3M (MMM -1.01%) gained a lot of national and global prominence during the COVID-19 pandemic because of its production of N95 masks and respirators that were essential protective equipment for healthcare and other front-line workers.
Yet the company that got its start back in 1902 mining minerals for abrasives (3M stands for Minnesota Mining & Manufacturing) now makes products for virtually every industry, from automotive and electronics to construction and consumer products. It's those latter items that most people are probably most familiar with, such as its Post-It Notes, Scotch Brite cleaning pads, and Scotch tape.
The diversity of industries it serves and its global footprint offer investors a bit of downside protection in the event any one business or region falters, though in a global pandemic even that's not enough. Not even making essential PPE nonstop could offset the decline it experienced in its other segments this past quarter.
Still, 3M has been through numerous global calamities and business cycles over the last 120 years, and for that reason it has become an income investor favorite, having raised its dividend every year for over 60 years, making it a part of that rarefied group of companies called Dividend Kings.
There's good reason to believe 3M's broad diversity will continue to serve it and investors well for another lifetime and beyond.
During the coronavirus outbreak, food service leader Sysco (SYY -3.18%) learned it had a blind spot in its business: Its laser-like focus on restaurants, educational institutions, and hospitality businesses meant it was at risk if all of those businesses were simultaneously shutdown.

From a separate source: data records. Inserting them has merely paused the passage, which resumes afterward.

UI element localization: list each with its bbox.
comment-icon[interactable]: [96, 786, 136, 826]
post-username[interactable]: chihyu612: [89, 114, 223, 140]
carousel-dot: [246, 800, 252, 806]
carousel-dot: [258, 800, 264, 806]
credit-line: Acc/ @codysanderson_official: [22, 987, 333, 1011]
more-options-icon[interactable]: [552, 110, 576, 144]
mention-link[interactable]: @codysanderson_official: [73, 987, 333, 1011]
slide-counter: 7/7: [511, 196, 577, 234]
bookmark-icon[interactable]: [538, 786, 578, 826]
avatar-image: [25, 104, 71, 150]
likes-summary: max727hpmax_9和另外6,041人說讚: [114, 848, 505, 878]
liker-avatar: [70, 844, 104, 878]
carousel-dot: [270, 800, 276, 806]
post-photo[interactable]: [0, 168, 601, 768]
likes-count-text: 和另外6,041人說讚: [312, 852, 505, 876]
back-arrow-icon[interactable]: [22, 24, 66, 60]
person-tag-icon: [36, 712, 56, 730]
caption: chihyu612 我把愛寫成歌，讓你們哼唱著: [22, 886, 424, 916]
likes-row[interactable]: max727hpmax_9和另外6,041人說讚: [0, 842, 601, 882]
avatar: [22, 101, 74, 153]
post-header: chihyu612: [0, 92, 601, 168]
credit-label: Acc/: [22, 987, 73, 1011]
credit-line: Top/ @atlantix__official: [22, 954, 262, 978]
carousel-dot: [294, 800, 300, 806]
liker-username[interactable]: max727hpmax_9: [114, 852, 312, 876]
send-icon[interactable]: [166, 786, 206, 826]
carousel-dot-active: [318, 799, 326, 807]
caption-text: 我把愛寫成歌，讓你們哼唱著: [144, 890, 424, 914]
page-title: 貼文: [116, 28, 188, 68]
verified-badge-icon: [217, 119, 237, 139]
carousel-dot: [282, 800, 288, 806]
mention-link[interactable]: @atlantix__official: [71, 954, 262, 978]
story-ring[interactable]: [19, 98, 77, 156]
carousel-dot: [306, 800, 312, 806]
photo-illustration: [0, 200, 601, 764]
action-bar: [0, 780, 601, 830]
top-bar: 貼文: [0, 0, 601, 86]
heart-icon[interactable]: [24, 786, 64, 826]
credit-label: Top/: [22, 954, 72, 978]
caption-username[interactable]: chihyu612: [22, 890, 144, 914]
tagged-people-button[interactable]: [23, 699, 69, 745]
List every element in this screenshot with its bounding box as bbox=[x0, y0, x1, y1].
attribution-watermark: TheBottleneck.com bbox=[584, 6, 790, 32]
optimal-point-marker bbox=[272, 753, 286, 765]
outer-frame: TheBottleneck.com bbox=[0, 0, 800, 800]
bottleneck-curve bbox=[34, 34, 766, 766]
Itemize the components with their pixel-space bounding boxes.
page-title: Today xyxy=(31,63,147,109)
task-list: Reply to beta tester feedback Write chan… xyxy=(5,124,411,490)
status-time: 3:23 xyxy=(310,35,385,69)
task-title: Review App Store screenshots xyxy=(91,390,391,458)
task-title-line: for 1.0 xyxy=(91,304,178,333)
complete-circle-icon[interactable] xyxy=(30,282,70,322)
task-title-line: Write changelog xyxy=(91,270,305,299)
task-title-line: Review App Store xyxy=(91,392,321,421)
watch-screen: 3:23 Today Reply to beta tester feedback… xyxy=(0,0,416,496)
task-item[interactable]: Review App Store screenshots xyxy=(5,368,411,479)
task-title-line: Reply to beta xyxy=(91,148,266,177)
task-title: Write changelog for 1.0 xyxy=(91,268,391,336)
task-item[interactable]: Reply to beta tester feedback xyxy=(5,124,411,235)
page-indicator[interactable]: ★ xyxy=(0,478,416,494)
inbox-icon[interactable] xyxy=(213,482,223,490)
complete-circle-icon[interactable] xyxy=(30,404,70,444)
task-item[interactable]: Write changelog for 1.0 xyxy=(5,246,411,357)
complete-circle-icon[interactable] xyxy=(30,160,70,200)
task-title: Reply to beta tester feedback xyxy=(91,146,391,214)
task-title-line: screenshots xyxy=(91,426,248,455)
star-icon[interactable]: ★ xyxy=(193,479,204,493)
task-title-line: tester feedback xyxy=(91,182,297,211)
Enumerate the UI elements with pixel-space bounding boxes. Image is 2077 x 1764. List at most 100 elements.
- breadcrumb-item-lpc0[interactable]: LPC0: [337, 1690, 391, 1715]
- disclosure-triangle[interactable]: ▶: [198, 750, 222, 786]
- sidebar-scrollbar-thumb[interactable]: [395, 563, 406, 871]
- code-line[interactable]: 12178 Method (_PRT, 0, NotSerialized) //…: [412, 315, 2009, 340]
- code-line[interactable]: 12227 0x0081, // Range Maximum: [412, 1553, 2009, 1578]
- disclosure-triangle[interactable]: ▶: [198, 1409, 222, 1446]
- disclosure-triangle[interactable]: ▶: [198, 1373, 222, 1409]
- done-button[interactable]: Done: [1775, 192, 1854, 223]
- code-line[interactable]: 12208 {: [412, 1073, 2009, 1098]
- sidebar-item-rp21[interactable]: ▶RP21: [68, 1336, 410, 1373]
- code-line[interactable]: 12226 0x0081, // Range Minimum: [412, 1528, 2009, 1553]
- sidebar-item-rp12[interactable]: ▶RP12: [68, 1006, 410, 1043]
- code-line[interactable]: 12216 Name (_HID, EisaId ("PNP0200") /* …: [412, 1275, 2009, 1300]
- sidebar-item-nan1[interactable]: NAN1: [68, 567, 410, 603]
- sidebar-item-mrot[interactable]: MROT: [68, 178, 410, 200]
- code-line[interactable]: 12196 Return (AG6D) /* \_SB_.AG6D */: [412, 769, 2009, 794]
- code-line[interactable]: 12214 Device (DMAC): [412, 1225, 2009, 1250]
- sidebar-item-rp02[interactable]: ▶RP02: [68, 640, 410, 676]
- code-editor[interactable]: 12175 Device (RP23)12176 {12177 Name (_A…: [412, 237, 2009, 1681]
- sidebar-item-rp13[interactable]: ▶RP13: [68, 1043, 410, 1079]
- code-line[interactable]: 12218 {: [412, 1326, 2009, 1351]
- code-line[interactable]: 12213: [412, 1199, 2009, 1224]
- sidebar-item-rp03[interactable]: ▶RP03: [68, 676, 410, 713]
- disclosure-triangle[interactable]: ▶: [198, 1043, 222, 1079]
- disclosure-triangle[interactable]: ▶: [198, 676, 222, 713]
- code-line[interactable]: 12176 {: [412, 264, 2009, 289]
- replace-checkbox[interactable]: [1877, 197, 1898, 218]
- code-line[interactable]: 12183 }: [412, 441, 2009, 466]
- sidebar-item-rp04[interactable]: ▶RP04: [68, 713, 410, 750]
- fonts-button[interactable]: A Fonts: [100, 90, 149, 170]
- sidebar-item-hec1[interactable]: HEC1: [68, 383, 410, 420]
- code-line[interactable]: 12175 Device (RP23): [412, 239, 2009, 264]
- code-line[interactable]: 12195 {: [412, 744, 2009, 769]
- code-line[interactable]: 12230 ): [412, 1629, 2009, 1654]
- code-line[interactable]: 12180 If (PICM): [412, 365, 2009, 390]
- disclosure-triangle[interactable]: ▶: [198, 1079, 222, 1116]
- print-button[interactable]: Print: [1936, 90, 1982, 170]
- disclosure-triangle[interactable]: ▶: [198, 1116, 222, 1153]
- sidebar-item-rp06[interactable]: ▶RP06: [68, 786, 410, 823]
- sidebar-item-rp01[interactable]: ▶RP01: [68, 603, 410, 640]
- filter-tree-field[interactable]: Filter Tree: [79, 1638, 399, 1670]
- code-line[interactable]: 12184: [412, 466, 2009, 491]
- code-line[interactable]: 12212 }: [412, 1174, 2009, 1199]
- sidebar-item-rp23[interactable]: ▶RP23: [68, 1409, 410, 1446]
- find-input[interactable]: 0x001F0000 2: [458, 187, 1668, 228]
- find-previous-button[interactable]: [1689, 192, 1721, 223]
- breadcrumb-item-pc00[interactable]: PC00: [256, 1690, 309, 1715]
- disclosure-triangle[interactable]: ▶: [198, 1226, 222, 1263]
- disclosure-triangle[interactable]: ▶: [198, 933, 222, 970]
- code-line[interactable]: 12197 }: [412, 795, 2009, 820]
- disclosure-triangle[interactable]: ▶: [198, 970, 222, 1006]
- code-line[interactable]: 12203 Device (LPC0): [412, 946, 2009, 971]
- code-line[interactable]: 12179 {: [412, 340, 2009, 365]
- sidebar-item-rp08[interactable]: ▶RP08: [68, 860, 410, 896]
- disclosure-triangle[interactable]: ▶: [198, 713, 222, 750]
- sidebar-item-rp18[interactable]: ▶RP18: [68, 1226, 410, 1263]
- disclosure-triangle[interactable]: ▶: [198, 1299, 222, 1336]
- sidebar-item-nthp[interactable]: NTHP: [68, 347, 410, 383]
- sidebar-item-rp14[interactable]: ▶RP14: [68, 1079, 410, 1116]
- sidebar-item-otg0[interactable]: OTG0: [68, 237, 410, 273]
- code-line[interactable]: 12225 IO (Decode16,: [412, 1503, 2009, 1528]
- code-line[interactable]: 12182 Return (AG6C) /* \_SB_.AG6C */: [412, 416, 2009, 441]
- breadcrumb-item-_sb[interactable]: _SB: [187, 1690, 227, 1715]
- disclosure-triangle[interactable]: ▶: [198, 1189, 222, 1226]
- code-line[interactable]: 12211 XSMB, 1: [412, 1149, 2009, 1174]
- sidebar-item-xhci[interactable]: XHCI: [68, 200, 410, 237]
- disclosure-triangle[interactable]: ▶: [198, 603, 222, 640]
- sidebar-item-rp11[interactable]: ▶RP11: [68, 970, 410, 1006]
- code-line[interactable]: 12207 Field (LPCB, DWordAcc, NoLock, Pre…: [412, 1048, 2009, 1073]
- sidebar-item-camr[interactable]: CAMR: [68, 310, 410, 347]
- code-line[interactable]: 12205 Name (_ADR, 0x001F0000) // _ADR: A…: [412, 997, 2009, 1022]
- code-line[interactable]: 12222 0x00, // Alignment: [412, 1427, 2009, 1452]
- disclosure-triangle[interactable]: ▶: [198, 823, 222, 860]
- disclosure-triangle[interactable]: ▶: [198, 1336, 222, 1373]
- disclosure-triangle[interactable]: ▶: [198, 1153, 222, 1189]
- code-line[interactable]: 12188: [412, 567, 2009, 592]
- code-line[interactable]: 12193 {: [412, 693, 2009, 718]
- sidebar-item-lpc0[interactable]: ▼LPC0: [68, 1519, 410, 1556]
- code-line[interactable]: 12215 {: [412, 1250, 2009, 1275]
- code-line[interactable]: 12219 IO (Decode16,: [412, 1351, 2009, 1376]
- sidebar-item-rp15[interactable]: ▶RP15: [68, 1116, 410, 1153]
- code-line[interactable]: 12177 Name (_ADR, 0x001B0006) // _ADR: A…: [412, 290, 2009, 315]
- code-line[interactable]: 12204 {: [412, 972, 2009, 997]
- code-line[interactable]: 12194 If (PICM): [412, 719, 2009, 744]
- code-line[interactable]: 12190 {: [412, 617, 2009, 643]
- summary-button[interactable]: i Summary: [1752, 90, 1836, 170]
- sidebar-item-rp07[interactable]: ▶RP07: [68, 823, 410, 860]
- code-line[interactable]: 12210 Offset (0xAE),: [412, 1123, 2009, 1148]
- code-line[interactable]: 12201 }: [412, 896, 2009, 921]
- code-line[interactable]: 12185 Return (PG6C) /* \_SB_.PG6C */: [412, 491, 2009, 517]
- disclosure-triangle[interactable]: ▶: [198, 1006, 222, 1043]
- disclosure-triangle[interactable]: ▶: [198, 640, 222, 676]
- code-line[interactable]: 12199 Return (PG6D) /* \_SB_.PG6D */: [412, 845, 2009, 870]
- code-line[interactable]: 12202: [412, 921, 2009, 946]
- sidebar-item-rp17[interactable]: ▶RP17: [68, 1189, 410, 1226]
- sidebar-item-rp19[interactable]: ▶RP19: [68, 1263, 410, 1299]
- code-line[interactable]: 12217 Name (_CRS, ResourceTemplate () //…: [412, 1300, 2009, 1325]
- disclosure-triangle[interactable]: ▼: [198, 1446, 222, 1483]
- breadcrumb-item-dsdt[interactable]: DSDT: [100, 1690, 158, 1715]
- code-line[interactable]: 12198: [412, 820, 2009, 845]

Now, having a global pandemic to suddenly knock virtually the entirety of Sysco's business offline is not something anyone anticipated, but it did open the company's eyes to the fact it needed to expand its field. Sysco and industry peer U.S. Foods (USFD -4.61%) are now looking to break into supplying supermarkets with food.
It won't be easy, as grocery stores already have their own supply chains -- but even the supermarkets found those chains broken at times, and may find having yet another outlet available is a smart decision.
The economy is reopening, so the collapse in business Sysco experienced ought to reverse, particularly as restaurants and other kitchens look to restock after a three-month hiatus.
One thing hasn't changed for Sysco, and that's its dividend, which like 3M's has remained intact for decades as the company has increased the payout for over 50 years. It has returned almost 20,000% to investors over that period, compared to a 2,700% gain for the S&P 500, and it's not unwise to believe its record of outperformance will continue for many more years.